La campagne betteravière en cours envoie plusieurs signaux que nous devons prendre en compte. Je souhaite ici en développer trois principaux.
En premier lieu, elle souligne l’importance de l’agronomie et d’un choix variétal judicieux. Les conditions humides et la forte pression maladies que nous avons connues tout au long du cycle végétatif de la betterave nous rappellent qu’il nous faut véritablement choisir la variété la plus adaptée à chaque parcelle, notamment du point de vue de son historique sanitaire. Redisons aussi que la betterave est une culture exigeante qui requiert des sols en bon état et suffisamment dotés en éléments minéraux pour bien alimenter la plante.

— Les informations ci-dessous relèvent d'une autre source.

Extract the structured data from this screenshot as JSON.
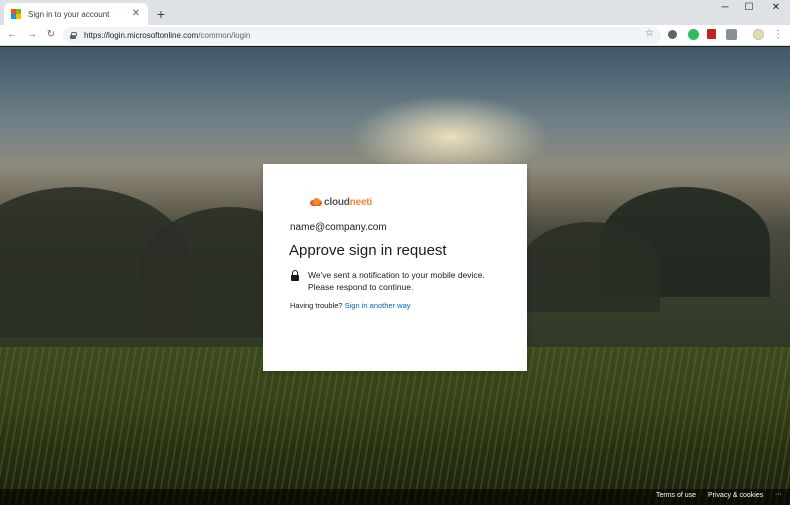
{
  "browser": {
    "tab_title": "Sign in to your account",
    "tab_close_icon": "close-icon",
    "new_tab_label": "+",
    "window_controls": {
      "minimize": "─",
      "maximize": "☐",
      "close": "✕"
    },
    "nav": {
      "back": "←",
      "forward": "→",
      "reload": "↻"
    },
    "url_host": "https://login.microsoftonline.com",
    "url_path": "/common/login",
    "bookmark_star": "☆",
    "menu_dots": "⋮",
    "favicon_colors": [
      "#f25022",
      "#7fba00",
      "#00a4ef",
      "#ffb900"
    ]
  },
  "card": {
    "logo_main": "cloud",
    "logo_accent": "neeti",
    "email": "name@company.com",
    "heading": "Approve sign in request",
    "notice_line1": "We've sent a notification to your mobile device.",
    "notice_line2": "Please respond to continue.",
    "trouble_prefix": "Having trouble?",
    "trouble_link": "Sign in another way"
  },
  "footer": {
    "terms": "Terms of use",
    "privacy": "Privacy & cookies",
    "more": "···"
  },
  "colors": {
    "link": "#0067b8",
    "logo_orange": "#f0882e",
    "card_bg": "#ffffff"
  }
}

En second lieu, cette campagne confirme que la progression du rendement betteravier n’est plus automatique. Pour la première fois depuis 2007, la moyenne (5 ans) du rendement national betteravier moyen repasse sous la barre des 80 t/ha. Il faut y voir la conséquence directe des aléas climatiques (semis tardifs en raison des pluies et faible ensoleillement) mais aussi celle de l’affaiblissement de notre boîte à outils. La protection de nos betteraves repose désormais sur un nombre très restreint de molécules, elle est donc fragilisée et plus aucune distorsion de concurrence ne peut être tolérée. Elle souligne aussi le challenge que nos sélectionneurs doivent relever, en proposant des variétés multi-tolérantes qui restent productives. Il est donc essentiel qu’ils disposent, eux aussi, des outils adaptés avec un cadre réglementaire européen autorisant les nouvelles techniques génomiques (NBT ou NGT).
Enfin, au regard de tout ce qui précède, nous devons réfléchir à la gestion de nos surfaces en 2025. Car un constat s’impose : pour beaucoup, le revenu betteravier de 2024 sera en net recul cette année compte tenu d’un rendement décevant et d’un prix de betterave en baisse. Il pourrait même être négatif pour ceux dont le rendement est inférieur à la moyenne nationale. Or, les perspectives de marché sont incertaines pour 2025, tout comme le contexte géopolitique, mais nous savons avec certitude que nos coûts de production continuent à progresser, ils sont proches de 3 000 euros par hectare. Pour rester attractive, la culture doit apporter de la rentabilité à nos fermes. Cette rentabilité est nécessaire pour pouvoir vivre de notre métier mais aussi pour nous permettre d’investir. S’il est évident que nos groupes sucriers sont confrontés aux mêmes exigences économiques, il importe qu’ils veillent à un juste partage de la valeur, afin de garantir un approvisionnement suffisant des usines, gage de compétitivité de la filière.